Anzahl der Tracks: 16
Extras: Keine
Booklet: 12 Seiten
Verpackung: Jewel Case

Tracklist
1. Brushstroke: Dcbtfoabaaposba
2. Same Ol' Road
3. Sanzen
4. Brushstroke: New Heart Shadow
5. Triangle
6. Sorry But It's Over
7. Convalescent
8. Brushstroke: Walk In The Park
9. Eighteen People Living In Harmony
10. Scissor Lock
11. Brushstroke: Reprise
12. Of The Room
13. Brushstroke: An Elephant In The Delta Waves
14. It Only Took A Day
15. Whoa Is Me
16. The Canyon Behind Her

Kritik
El Cielo - Der Himmel. Ein Bett ziert das eine Cover, ein strahlender, blauer Wolkenhimmel das andere.

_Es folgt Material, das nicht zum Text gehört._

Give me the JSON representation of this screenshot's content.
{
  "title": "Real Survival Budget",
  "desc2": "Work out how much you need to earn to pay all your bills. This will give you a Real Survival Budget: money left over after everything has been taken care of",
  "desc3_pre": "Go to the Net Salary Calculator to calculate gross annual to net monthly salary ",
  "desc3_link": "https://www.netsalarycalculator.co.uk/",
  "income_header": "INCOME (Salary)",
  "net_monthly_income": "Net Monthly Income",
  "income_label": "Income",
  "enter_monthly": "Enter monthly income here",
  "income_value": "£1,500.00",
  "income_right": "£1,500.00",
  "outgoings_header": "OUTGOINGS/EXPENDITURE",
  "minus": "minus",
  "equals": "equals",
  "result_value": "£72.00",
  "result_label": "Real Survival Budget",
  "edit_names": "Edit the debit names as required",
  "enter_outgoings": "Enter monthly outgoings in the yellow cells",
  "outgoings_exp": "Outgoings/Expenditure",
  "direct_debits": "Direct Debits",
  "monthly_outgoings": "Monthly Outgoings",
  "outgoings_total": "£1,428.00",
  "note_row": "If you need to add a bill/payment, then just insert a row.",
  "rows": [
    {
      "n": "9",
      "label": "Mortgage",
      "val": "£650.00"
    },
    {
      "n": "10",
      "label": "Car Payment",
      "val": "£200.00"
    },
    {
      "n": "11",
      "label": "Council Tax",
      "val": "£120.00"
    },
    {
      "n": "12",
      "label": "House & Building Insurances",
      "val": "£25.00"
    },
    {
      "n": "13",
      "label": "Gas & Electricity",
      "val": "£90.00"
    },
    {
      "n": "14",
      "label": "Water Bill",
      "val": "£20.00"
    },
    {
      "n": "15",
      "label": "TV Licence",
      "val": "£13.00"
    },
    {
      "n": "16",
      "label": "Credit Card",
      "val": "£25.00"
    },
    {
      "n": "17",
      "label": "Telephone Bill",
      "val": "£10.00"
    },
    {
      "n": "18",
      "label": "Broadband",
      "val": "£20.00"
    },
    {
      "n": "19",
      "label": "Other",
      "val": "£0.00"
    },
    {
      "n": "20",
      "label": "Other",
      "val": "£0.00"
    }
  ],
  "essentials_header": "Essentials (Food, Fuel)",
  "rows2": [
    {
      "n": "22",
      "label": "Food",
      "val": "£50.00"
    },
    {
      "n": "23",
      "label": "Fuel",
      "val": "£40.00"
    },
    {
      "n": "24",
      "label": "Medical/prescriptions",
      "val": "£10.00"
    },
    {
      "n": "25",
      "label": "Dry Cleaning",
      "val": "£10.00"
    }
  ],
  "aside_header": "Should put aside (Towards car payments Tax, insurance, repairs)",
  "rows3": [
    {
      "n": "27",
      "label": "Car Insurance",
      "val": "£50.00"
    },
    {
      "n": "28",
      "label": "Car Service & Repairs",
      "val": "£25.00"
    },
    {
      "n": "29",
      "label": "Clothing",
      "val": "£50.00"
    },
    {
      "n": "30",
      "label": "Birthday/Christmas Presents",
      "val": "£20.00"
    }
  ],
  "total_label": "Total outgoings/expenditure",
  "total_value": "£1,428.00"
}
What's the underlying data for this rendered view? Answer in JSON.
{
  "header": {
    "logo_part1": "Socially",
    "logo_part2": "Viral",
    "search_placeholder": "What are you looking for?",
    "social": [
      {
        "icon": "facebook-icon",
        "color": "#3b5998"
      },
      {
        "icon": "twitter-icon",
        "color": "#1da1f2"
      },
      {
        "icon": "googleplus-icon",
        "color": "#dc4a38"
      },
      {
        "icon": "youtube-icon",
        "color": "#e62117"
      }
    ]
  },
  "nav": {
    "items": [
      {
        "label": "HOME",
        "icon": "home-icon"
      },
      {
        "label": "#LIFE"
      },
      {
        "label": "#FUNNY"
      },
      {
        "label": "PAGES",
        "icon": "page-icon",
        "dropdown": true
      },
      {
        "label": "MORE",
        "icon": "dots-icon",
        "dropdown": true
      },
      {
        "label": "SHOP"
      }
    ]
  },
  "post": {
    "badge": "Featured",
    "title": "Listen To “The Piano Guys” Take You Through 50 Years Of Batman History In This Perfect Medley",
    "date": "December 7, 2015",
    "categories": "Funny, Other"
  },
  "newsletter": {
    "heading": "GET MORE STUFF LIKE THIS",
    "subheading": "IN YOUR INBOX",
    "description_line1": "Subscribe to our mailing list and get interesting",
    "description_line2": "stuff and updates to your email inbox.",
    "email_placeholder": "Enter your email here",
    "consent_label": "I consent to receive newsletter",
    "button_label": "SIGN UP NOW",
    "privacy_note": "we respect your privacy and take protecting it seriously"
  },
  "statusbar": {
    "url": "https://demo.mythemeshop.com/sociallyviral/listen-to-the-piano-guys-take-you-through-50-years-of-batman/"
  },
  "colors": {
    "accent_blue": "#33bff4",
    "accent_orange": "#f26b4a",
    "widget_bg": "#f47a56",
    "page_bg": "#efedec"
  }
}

Harfen und Engel bilden ein Triptychon.

Brushstroke: Dcbtfoabaaposba sorgt für die ersten Geräusche. Wasser gluckert. Wir befinden uns in einer Kapelle. Wie ein Schall stimmt Gavin Hayes die ersten Höhen an, kommt daher wie ein Priester, der die ganze Welt beschwört, zuzuhören. Wir merken an: Das Konzept des Albums wird hier deutlich gemacht. Dcbtfoabaaposba ist ein Acronym für das Dali-Bild “Dream Caused By The Flight Of A Bee Around A Pornegranate One Second Before Awakening”- Ein Traum, verursacht durch den Flug einer Biene rund um einen Granatapfel, eine Sekunde vor dem Erwachen. El Cielo referiert auf die surreale Kunst, sie ist das Konzept der Band, deren Mitglieder teilweise selbst künstlerisch tätig sind.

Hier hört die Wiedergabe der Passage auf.